# CD-ROM/DVD Disk drive will not work on my Packard Bell Easynote Laptop MX-37-S-200‏



## PleaseHelpp (Feb 20, 2011)

*CD-ROM/DVD Disk drive will not work on my Packard Bell Easynote Laptop MX-37-S-200‏*

:4-dontkno I'm having a problem with my CD-ROM/DVD Disk drive on my Packard Bell, Easynote Laptop MX-37-S-200, My laptop cannot recognise it at all as it is not displaying as a drive or is it present in device manager, 

when I insert a disc it tries to load but my media player will not respond to it at all, I have tried the registry fix for it ie. deleting lower filters etc, it may also be a driver issue, do you know of an appropriate driver for my Disk Drive spec?

I have exhausted many approaches to dealing with this problem, can you please help it would be much appreciated and thanks for you're time.

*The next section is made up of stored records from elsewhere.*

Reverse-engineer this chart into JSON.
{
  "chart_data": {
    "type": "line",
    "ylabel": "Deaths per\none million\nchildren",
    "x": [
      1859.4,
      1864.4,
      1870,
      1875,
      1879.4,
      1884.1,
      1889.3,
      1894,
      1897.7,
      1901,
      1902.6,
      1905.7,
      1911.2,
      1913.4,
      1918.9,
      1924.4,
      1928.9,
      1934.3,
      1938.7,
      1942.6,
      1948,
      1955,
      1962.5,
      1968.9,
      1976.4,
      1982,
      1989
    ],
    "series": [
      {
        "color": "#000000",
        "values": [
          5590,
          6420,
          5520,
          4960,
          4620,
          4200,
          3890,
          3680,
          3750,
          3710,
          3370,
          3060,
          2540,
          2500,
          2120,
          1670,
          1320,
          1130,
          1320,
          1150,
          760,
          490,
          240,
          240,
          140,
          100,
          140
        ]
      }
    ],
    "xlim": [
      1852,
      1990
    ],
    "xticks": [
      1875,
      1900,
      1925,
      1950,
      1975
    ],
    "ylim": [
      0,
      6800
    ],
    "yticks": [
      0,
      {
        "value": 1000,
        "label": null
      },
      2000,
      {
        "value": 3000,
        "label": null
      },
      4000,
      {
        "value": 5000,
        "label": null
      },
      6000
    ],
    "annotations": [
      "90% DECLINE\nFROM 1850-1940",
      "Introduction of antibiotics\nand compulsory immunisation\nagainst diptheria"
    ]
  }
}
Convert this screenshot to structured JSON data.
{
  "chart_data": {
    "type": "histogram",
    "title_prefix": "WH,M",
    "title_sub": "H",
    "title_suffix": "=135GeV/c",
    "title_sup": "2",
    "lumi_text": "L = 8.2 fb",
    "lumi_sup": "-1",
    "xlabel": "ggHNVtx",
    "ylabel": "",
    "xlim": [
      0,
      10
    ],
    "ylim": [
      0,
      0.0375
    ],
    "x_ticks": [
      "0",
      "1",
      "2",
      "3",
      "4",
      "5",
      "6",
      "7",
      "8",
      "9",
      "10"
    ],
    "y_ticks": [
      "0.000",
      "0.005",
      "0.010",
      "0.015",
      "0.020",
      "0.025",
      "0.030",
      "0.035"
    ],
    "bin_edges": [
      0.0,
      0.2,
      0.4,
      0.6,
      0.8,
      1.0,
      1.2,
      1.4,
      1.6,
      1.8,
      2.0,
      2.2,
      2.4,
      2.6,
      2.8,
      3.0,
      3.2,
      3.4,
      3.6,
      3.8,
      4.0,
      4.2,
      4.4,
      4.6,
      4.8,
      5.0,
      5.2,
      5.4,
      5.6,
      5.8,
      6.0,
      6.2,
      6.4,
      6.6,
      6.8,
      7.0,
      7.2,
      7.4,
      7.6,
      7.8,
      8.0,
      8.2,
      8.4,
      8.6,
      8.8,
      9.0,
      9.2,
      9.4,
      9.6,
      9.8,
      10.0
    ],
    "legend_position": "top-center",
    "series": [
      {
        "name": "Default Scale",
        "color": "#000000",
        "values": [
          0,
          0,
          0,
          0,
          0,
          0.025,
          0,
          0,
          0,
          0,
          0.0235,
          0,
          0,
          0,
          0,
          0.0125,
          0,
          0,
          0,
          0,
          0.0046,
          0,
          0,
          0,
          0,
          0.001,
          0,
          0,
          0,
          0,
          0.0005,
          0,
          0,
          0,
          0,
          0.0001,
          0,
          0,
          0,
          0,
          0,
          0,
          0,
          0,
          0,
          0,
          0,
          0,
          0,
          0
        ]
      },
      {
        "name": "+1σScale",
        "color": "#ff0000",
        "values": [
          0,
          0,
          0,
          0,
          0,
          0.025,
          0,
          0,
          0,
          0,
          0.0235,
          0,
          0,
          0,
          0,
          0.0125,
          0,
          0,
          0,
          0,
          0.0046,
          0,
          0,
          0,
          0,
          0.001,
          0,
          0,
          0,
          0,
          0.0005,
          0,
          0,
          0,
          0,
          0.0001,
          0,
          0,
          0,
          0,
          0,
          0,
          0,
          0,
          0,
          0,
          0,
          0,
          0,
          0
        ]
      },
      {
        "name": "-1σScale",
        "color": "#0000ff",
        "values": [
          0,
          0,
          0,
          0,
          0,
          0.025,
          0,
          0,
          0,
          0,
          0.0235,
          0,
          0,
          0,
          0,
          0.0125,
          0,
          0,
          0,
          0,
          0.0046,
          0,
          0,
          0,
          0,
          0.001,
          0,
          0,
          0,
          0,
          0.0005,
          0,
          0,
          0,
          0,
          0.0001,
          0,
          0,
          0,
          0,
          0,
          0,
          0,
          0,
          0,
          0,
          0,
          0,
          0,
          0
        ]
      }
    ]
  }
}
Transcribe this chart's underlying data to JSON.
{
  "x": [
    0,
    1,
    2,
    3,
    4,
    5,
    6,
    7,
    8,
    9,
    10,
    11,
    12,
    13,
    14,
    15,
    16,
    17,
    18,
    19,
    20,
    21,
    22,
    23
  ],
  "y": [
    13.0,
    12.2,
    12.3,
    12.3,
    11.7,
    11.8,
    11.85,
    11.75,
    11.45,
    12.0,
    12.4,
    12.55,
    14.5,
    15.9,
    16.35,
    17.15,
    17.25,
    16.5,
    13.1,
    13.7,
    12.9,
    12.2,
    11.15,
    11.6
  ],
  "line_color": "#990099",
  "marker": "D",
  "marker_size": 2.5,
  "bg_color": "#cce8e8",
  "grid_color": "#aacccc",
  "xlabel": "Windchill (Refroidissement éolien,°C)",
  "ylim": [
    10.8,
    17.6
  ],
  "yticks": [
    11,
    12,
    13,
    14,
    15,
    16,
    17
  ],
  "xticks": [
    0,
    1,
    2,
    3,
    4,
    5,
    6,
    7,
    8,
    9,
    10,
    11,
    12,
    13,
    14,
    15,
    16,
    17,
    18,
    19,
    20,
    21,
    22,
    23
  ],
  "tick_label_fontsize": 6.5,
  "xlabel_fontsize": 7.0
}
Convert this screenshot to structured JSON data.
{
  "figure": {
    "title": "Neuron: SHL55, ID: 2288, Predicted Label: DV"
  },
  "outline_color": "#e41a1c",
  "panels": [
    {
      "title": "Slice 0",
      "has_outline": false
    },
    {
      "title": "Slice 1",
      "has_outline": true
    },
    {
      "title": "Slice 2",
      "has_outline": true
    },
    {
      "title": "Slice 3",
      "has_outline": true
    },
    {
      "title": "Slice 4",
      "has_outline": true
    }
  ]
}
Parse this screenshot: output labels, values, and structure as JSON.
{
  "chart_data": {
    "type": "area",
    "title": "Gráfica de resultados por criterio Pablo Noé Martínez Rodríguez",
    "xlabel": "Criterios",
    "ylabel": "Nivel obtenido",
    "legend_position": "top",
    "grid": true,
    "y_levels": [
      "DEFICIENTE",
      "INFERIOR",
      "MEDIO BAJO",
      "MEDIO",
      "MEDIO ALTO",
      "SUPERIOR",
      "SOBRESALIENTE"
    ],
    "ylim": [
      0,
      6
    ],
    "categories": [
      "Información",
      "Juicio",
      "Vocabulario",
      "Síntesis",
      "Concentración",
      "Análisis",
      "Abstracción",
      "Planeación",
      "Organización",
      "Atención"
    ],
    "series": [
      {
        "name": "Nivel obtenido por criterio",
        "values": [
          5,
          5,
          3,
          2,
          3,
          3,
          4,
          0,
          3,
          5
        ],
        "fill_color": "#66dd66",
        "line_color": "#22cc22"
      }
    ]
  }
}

I feel my disk drive disappeared durning a Vista update


----------



## joeten (Dec 4, 2008)

Hi check it is recognised in the bios


----------



## spunk.funk (May 13, 2010)

Try this: Your CD drive or DVD drive is missing or is not recognized by Windows or other programs your drive may have failed also. check in Setup (Bios) if it is being recognized.


----------



## PleaseHelpp (Feb 20, 2011)

Thanks Spunk.funk & Joeten, I checked Bios during boot process and my cd/dvd rom drive is showing as my Huawei Usb Modem. I have a 3g dongle which has taken the location of where my cd/dvd drive should be. Before a vista update I could play dvds and use internet. I've had the dongle for over a year in the same Usb port and never had this problem before. Thank you again for your time and any suggestions would be greatly appreciated.


----------



## joeten (Dec 4, 2008)

Hi did you try the suggestion in post 3


----------



## spunk.funk (May 13, 2010)

PleaseHelpp said:


> my cd/dvd rom drive is showing as my Huawei Usb Modem. I have a 3g dongle which has taken the location of where my cd/dvd drive should be.


Are you saying that your CD Rom drive is a USB CD Drive, and now it is unplugged and been replaced by a 3G dongle???


----------